The Archives & Special Collections unit of the Library is proud to host a series of Author Talks to give CSI authors an opportunity to discuss the research that went into their books. The next event will be held on Tuesday, Mar. 12 in the Library (Building 1L), Room 216 at 2:30pm, and will feature the following speakers/works:

-David Allen,  Department of Education: Observar Juntos el Trabajo de los Estudiantes (Looking Together at Student Work), Universidad Rosario Editorial, 2012.

This first Latin American edition of Looking Together at Student Work  provides teachers and administrators with strategies and resources for working together to examine and discuss student work such as essays, projects, art work, and math problems. The authors present three examples of structured conversations, or protocols: the Collaborative Assessment Conference, the Tuning Protocol, and the Consultancy. The book also offers case studies from schools that developed their own protocols. 

-Jay Arena,  Department of Sociology, Anthropology, and Social Work: Driven from New Orleans, University of Minnesota Press, 2012.

Arena explores the drastic transformation of New Orleans’s public housing from public to private in the early 1980s, exposing the social disaster visited on the city’s Black urban poor long before Katrina. His book reveals the true nature—and cost—of reforms promoted by an alliance of a neoliberal government, nonprofits, community activists, and powerful real estate interests. 

-Hildegard Hoeller,  Department of English: From Gift to Commodity: Capitalism and Sacrifice in 19th Century American Fiction, University of New Hampshire Press, 2012.

Hoeller argues that 19th-century American culture was driven by and deeply occupied with the tension between gift and market exchange. Rooting her analysis in the period’s fiction, she shows how American novelists from Hannah Foster to Frank Norris grappled with the role of the gift based on trust, social bonds, and faith in an increasingly capitalist culture based on self-interest, market transactions, and economic reason. Placing the notion of sacrifice at the center of her discussion, Hoeller taps into the poignant discourse of modes of exchange, revealing central tensions of American fiction and culture. 

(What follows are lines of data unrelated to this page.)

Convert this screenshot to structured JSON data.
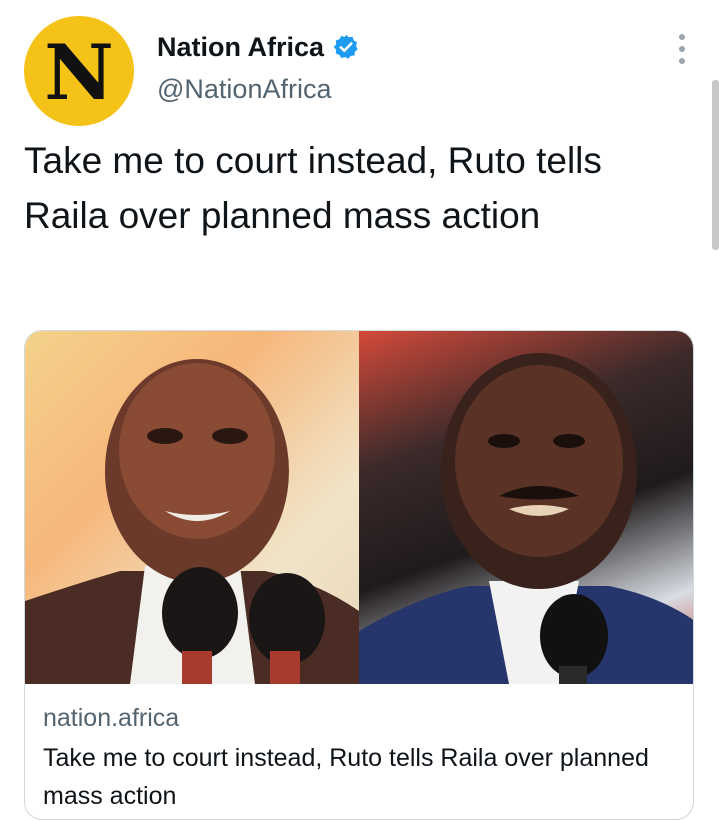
{
  "author": {
    "avatar_letter": "N",
    "display_name": "Nation Africa",
    "handle": "@NationAfrica",
    "verified": true
  },
  "tweet": {
    "text": "Take me to court instead, Ruto tells Raila over planned mass action"
  },
  "card": {
    "domain": "nation.africa",
    "title": "Take me to court instead, Ruto tells Raila over planned mass action"
  },
  "icons": {
    "verified": "verified-badge-icon",
    "more": "more-options-icon"
  },
  "colors": {
    "avatar_bg": "#f5c218",
    "verified": "#1d9bf0",
    "secondary_text": "#536471"
  }
}
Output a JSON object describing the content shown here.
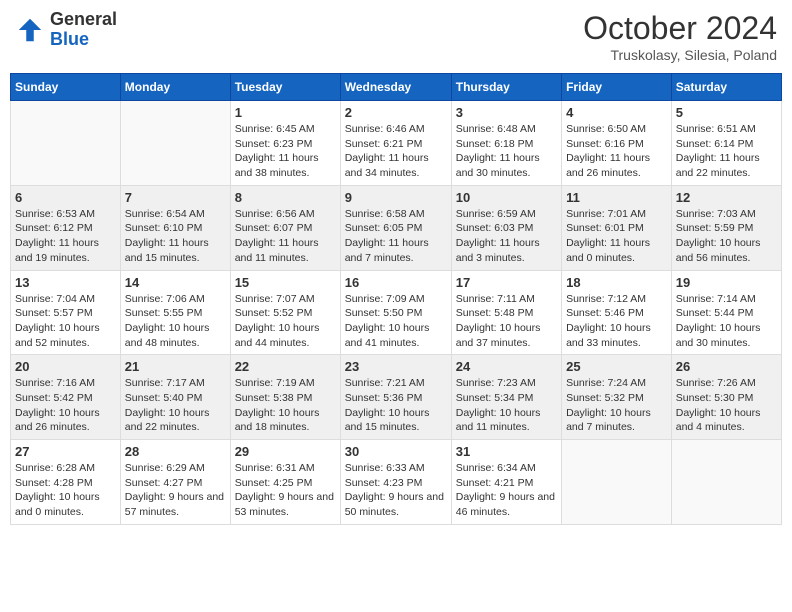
{
  "header": {
    "logo": {
      "line1": "General",
      "line2": "Blue"
    },
    "month_title": "October 2024",
    "location": "Truskolasy, Silesia, Poland"
  },
  "weekdays": [
    "Sunday",
    "Monday",
    "Tuesday",
    "Wednesday",
    "Thursday",
    "Friday",
    "Saturday"
  ],
  "weeks": [
    [
      {
        "day": "",
        "info": ""
      },
      {
        "day": "",
        "info": ""
      },
      {
        "day": "1",
        "info": "Sunrise: 6:45 AM\nSunset: 6:23 PM\nDaylight: 11 hours and 38 minutes."
      },
      {
        "day": "2",
        "info": "Sunrise: 6:46 AM\nSunset: 6:21 PM\nDaylight: 11 hours and 34 minutes."
      },
      {
        "day": "3",
        "info": "Sunrise: 6:48 AM\nSunset: 6:18 PM\nDaylight: 11 hours and 30 minutes."
      },
      {
        "day": "4",
        "info": "Sunrise: 6:50 AM\nSunset: 6:16 PM\nDaylight: 11 hours and 26 minutes."
      },
      {
        "day": "5",
        "info": "Sunrise: 6:51 AM\nSunset: 6:14 PM\nDaylight: 11 hours and 22 minutes."
      }
    ],
    [
      {
        "day": "6",
        "info": "Sunrise: 6:53 AM\nSunset: 6:12 PM\nDaylight: 11 hours and 19 minutes."
      },
      {
        "day": "7",
        "info": "Sunrise: 6:54 AM\nSunset: 6:10 PM\nDaylight: 11 hours and 15 minutes."
      },
      {
        "day": "8",
        "info": "Sunrise: 6:56 AM\nSunset: 6:07 PM\nDaylight: 11 hours and 11 minutes."
      },
      {
        "day": "9",
        "info": "Sunrise: 6:58 AM\nSunset: 6:05 PM\nDaylight: 11 hours and 7 minutes."
      },
      {
        "day": "10",
        "info": "Sunrise: 6:59 AM\nSunset: 6:03 PM\nDaylight: 11 hours and 3 minutes."
      },
      {
        "day": "11",
        "info": "Sunrise: 7:01 AM\nSunset: 6:01 PM\nDaylight: 11 hours and 0 minutes."
      },
      {
        "day": "12",
        "info": "Sunrise: 7:03 AM\nSunset: 5:59 PM\nDaylight: 10 hours and 56 minutes."
      }
    ],
    [
      {
        "day": "13",
        "info": "Sunrise: 7:04 AM\nSunset: 5:57 PM\nDaylight: 10 hours and 52 minutes."
      },
      {
        "day": "14",
        "info": "Sunrise: 7:06 AM\nSunset: 5:55 PM\nDaylight: 10 hours and 48 minutes."
      },
      {
        "day": "15",
        "info": "Sunrise: 7:07 AM\nSunset: 5:52 PM\nDaylight: 10 hours and 44 minutes."
      },
      {
        "day": "16",
        "info": "Sunrise: 7:09 AM\nSunset: 5:50 PM\nDaylight: 10 hours and 41 minutes."
      },
      {
        "day": "17",
        "info": "Sunrise: 7:11 AM\nSunset: 5:48 PM\nDaylight: 10 hours and 37 minutes."
      },
      {
        "day": "18",
        "info": "Sunrise: 7:12 AM\nSunset: 5:46 PM\nDaylight: 10 hours and 33 minutes."
      },
      {
        "day": "19",
        "info": "Sunrise: 7:14 AM\nSunset: 5:44 PM\nDaylight: 10 hours and 30 minutes."
      }
    ],
    [
      {
        "day": "20",
        "info": "Sunrise: 7:16 AM\nSunset: 5:42 PM\nDaylight: 10 hours and 26 minutes."
      },
      {
        "day": "21",
        "info": "Sunrise: 7:17 AM\nSunset: 5:40 PM\nDaylight: 10 hours and 22 minutes."
      },
      {
        "day": "22",
        "info": "Sunrise: 7:19 AM\nSunset: 5:38 PM\nDaylight: 10 hours and 18 minutes."
      },
      {
        "day": "23",
        "info": "Sunrise: 7:21 AM\nSunset: 5:36 PM\nDaylight: 10 hours and 15 minutes."
      },
      {
        "day": "24",
        "info": "Sunrise: 7:23 AM\nSunset: 5:34 PM\nDaylight: 10 hours and 11 minutes."
      },
      {
        "day": "25",
        "info": "Sunrise: 7:24 AM\nSunset: 5:32 PM\nDaylight: 10 hours and 7 minutes."
      },
      {
        "day": "26",
        "info": "Sunrise: 7:26 AM\nSunset: 5:30 PM\nDaylight: 10 hours and 4 minutes."
      }
    ],
    [
      {
        "day": "27",
        "info": "Sunrise: 6:28 AM\nSunset: 4:28 PM\nDaylight: 10 hours and 0 minutes."
      },
      {
        "day": "28",
        "info": "Sunrise: 6:29 AM\nSunset: 4:27 PM\nDaylight: 9 hours and 57 minutes."
      },
      {
        "day": "29",
        "info": "Sunrise: 6:31 AM\nSunset: 4:25 PM\nDaylight: 9 hours and 53 minutes."
      },
      {
        "day": "30",
        "info": "Sunrise: 6:33 AM\nSunset: 4:23 PM\nDaylight: 9 hours and 50 minutes."
      },
      {
        "day": "31",
        "info": "Sunrise: 6:34 AM\nSunset: 4:21 PM\nDaylight: 9 hours and 46 minutes."
      },
      {
        "day": "",
        "info": ""
      },
      {
        "day": "",
        "info": ""
      }
    ]
  ]
}
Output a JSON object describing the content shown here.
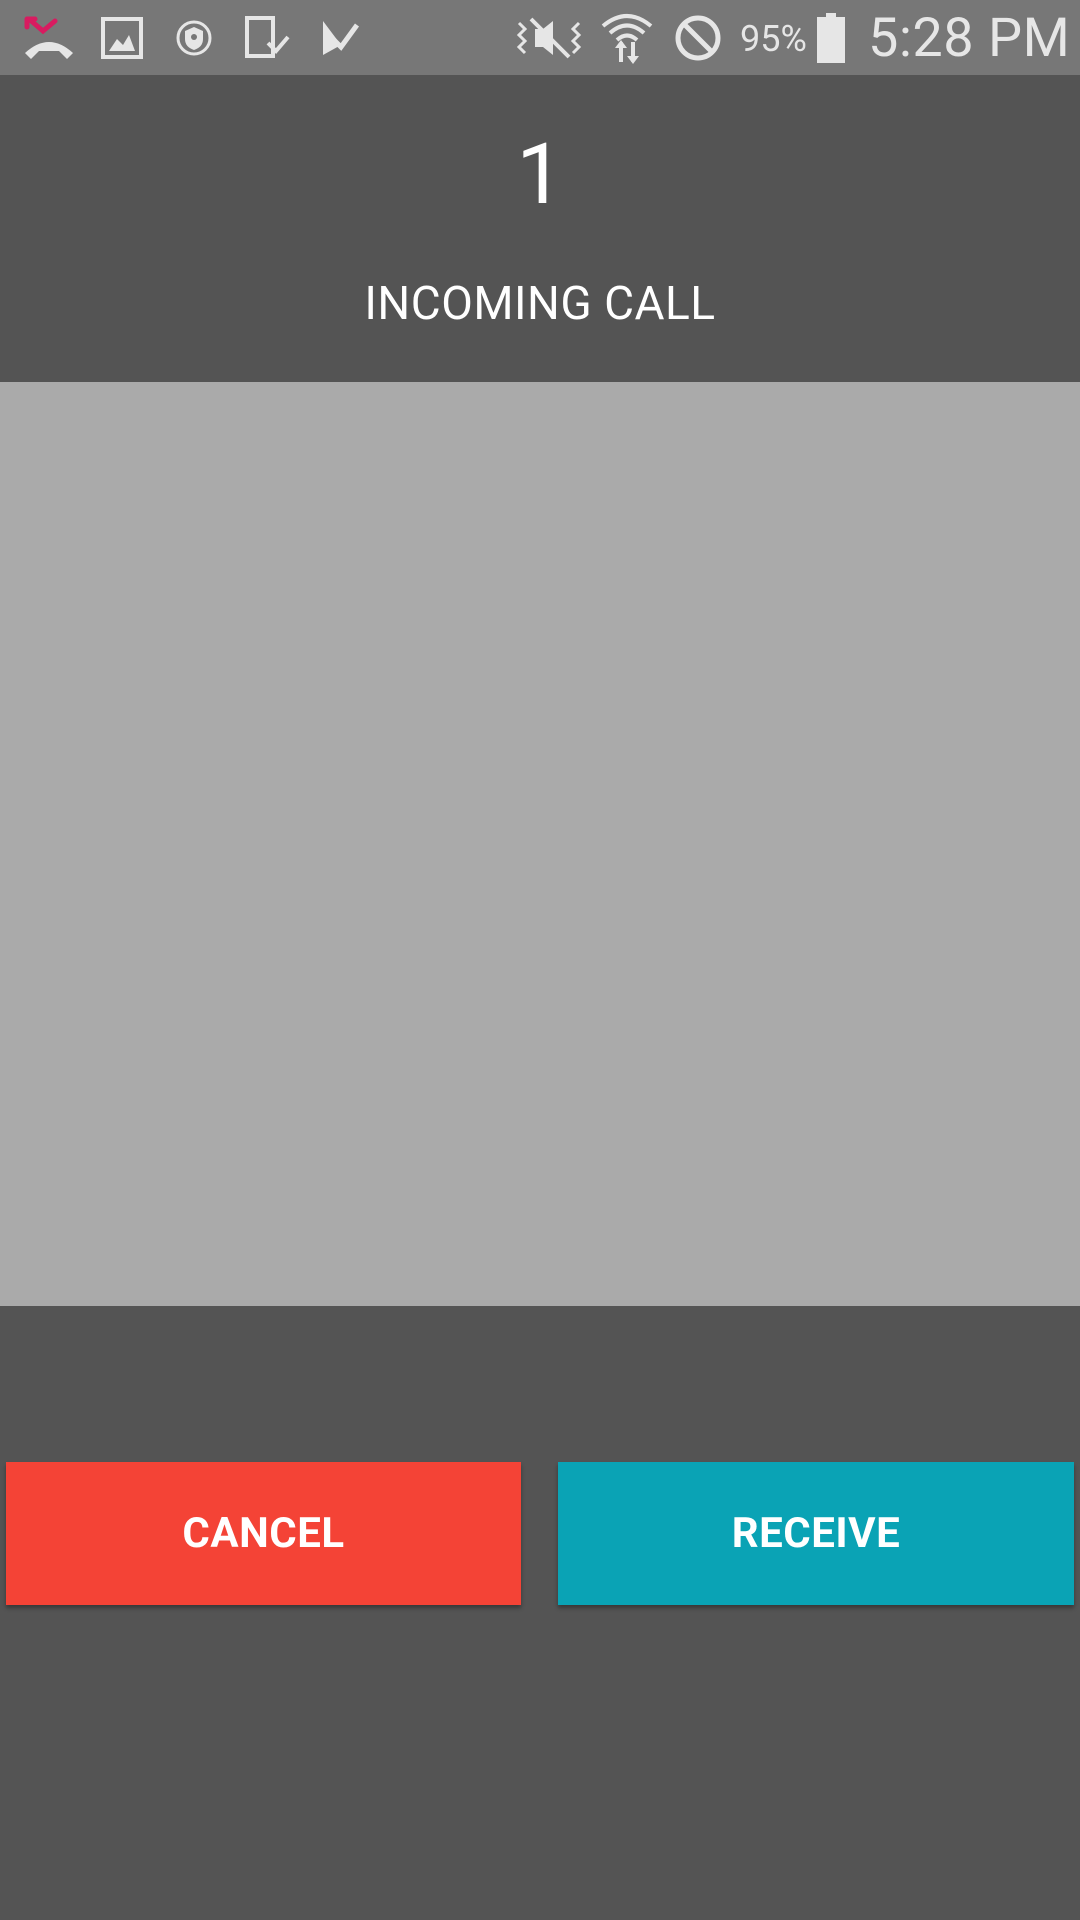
{
  "status_bar": {
    "icons": [
      "missed-call-icon",
      "gallery-icon",
      "shield-icon",
      "tablet-download-icon",
      "play-store-check-icon",
      "vibrate-mute-icon",
      "wifi-icon",
      "do-not-disturb-icon",
      "battery-icon"
    ],
    "battery_percent": "95%",
    "time": "5:28 PM"
  },
  "call": {
    "caller": "1",
    "label": "INCOMING CALL"
  },
  "actions": {
    "cancel_label": "CANCEL",
    "receive_label": "RECEIVE"
  },
  "colors": {
    "status_bar_bg": "#777777",
    "app_bg": "#545454",
    "preview_bg": "#aaaaaa",
    "cancel_bg": "#f44336",
    "receive_bg": "#0aa3b5",
    "missed_call_accent": "#d81b60"
  }
}
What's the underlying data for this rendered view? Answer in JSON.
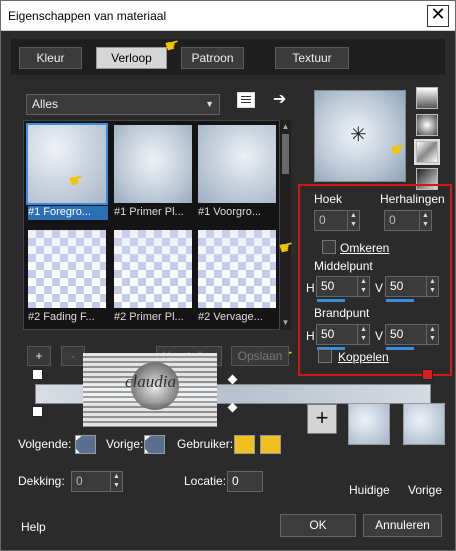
{
  "window": {
    "title": "Eigenschappen van materiaal",
    "close_glyph": "✕"
  },
  "tabs": [
    {
      "label": "Kleur"
    },
    {
      "label": "Verloop"
    },
    {
      "label": "Patroon"
    },
    {
      "label": "Textuur"
    }
  ],
  "gallery": {
    "filter_value": "Alles",
    "tiles": [
      {
        "caption": "#1 Foregro..."
      },
      {
        "caption": "#1 Primer Pl..."
      },
      {
        "caption": "#1 Voorgro..."
      },
      {
        "caption": "#2 Fading F..."
      },
      {
        "caption": "#2 Primer Pl..."
      },
      {
        "caption": "#2 Vervage..."
      }
    ]
  },
  "properties": {
    "hoek_label": "Hoek",
    "hoek_value": "0",
    "herhalingen_label": "Herhalingen",
    "herhalingen_value": "0",
    "omkeren_label": "Omkeren",
    "middelpunt_label": "Middelpunt",
    "h_label": "H",
    "v_label": "V",
    "middelpunt_h": "50",
    "middelpunt_v": "50",
    "brandpunt_label": "Brandpunt",
    "brandpunt_h": "50",
    "brandpunt_v": "50",
    "koppelen_label": "Koppelen"
  },
  "editor": {
    "add_label": "+",
    "remove_label": "-",
    "herstellen_label": "Herstellen",
    "opslaan_label": "Opslaan",
    "watermark_text": "claudia"
  },
  "bottom": {
    "volgende_label": "Volgende:",
    "vorige_label": "Vorige:",
    "gebruiker_label": "Gebruiker:",
    "dekking_label": "Dekking:",
    "dekking_value": "0",
    "locatie_label": "Locatie:",
    "locatie_value": "0",
    "huidige_label": "Huidige",
    "vorige_label2": "Vorige",
    "user_color": "#f0c020"
  },
  "buttons": {
    "help_label": "Help",
    "ok_label": "OK",
    "cancel_label": "Annuleren"
  },
  "icons": {
    "pointer": "☛",
    "arrow": "➔",
    "star": "✳",
    "up": "▲",
    "down": "▼",
    "checkmark": "✓"
  }
}
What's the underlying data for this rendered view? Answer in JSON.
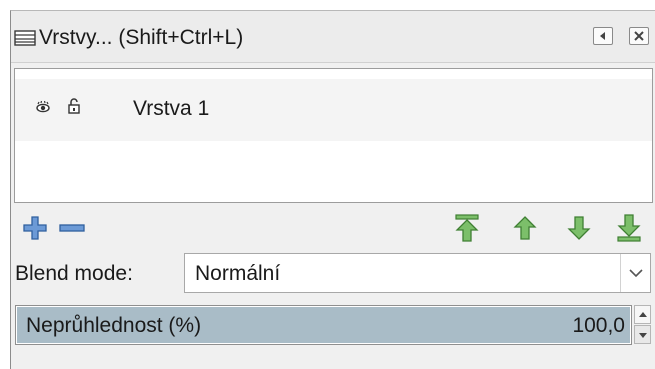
{
  "window": {
    "title": "Vrstvy... (Shift+Ctrl+L)",
    "buttons": [
      "collapse-icon",
      "close-icon"
    ]
  },
  "layers": {
    "items": [
      {
        "name": "Vrstva 1",
        "visible": true,
        "locked": false,
        "icons": [
          "eye-icon",
          "lock-icon"
        ]
      }
    ]
  },
  "toolbar": {
    "icons": [
      "add-layer-icon",
      "remove-layer-icon",
      "raise-to-top-icon",
      "raise-icon",
      "lower-icon",
      "lower-to-bottom-icon"
    ],
    "colors": {
      "add_remove": "#4a7bbf",
      "arrows": "#5aa05a"
    }
  },
  "blend": {
    "label": "Blend mode:",
    "value": "Normální"
  },
  "opacity": {
    "label": "Neprůhlednost (%)",
    "value": "100,0",
    "fill_percent": 100
  }
}
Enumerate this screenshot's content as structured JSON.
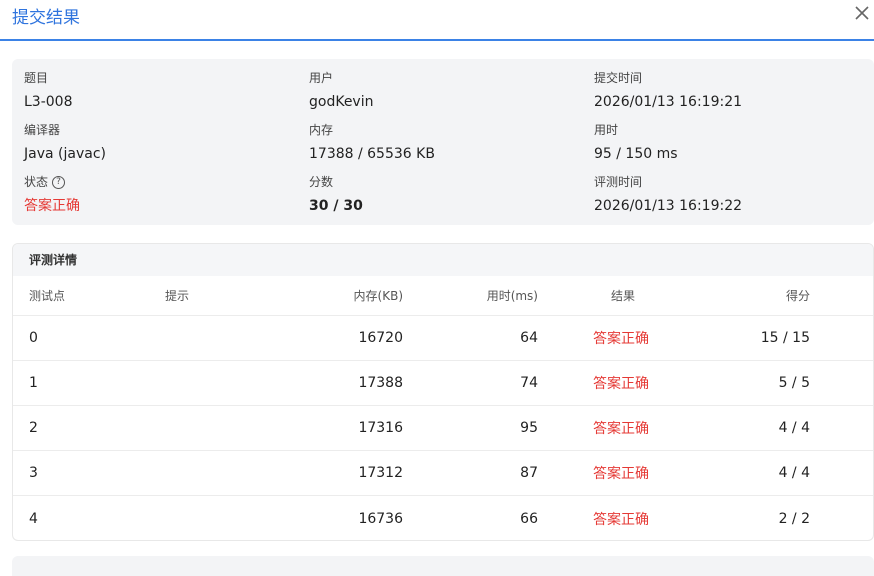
{
  "dialog": {
    "title": "提交结果",
    "close_icon": "close-icon"
  },
  "info": {
    "problem_label": "题目",
    "problem_value": "L3-008",
    "user_label": "用户",
    "user_value": "godKevin",
    "submit_time_label": "提交时间",
    "submit_time_value": "2026/01/13 16:19:21",
    "compiler_label": "编译器",
    "compiler_value": "Java (javac)",
    "memory_label": "内存",
    "memory_value": "17388 / 65536 KB",
    "time_label": "用时",
    "time_value": "95 / 150 ms",
    "status_label": "状态",
    "status_value": "答案正确",
    "status_help_icon": "question-circle-icon",
    "score_label": "分数",
    "score_value": "30 / 30",
    "judge_time_label": "评测时间",
    "judge_time_value": "2026/01/13 16:19:22"
  },
  "details": {
    "title": "评测详情",
    "columns": {
      "case": "测试点",
      "hint": "提示",
      "memory": "内存(KB)",
      "time": "用时(ms)",
      "result": "结果",
      "score": "得分"
    },
    "rows": [
      {
        "case": "0",
        "hint": "",
        "memory": "16720",
        "time": "64",
        "result": "答案正确",
        "score": "15 / 15"
      },
      {
        "case": "1",
        "hint": "",
        "memory": "17388",
        "time": "74",
        "result": "答案正确",
        "score": "5 / 5"
      },
      {
        "case": "2",
        "hint": "",
        "memory": "17316",
        "time": "95",
        "result": "答案正确",
        "score": "4 / 4"
      },
      {
        "case": "3",
        "hint": "",
        "memory": "17312",
        "time": "87",
        "result": "答案正确",
        "score": "4 / 4"
      },
      {
        "case": "4",
        "hint": "",
        "memory": "16736",
        "time": "66",
        "result": "答案正确",
        "score": "2 / 2"
      }
    ]
  },
  "colors": {
    "accent": "#2f74de",
    "success_text": "#e53935"
  }
}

-Chris Verene,  Department of Performing and Creative Arts: Family, Twin Palms Publishers, 2010.

Verene’s photographs of his family make the viewer feel like one of them, a part of the clan. Although the color in which the images are printed is warm and sensual and floods his subjects with a sweet romance, he avoids glamour. The images have lessons to teach about the inroads of aging, disability, and other aspects of the human predicament with which viewers experienced in visits back home identify. 

This event is co-sponsored by the Office of the Provost/Senior Vice President of Academic Affairs.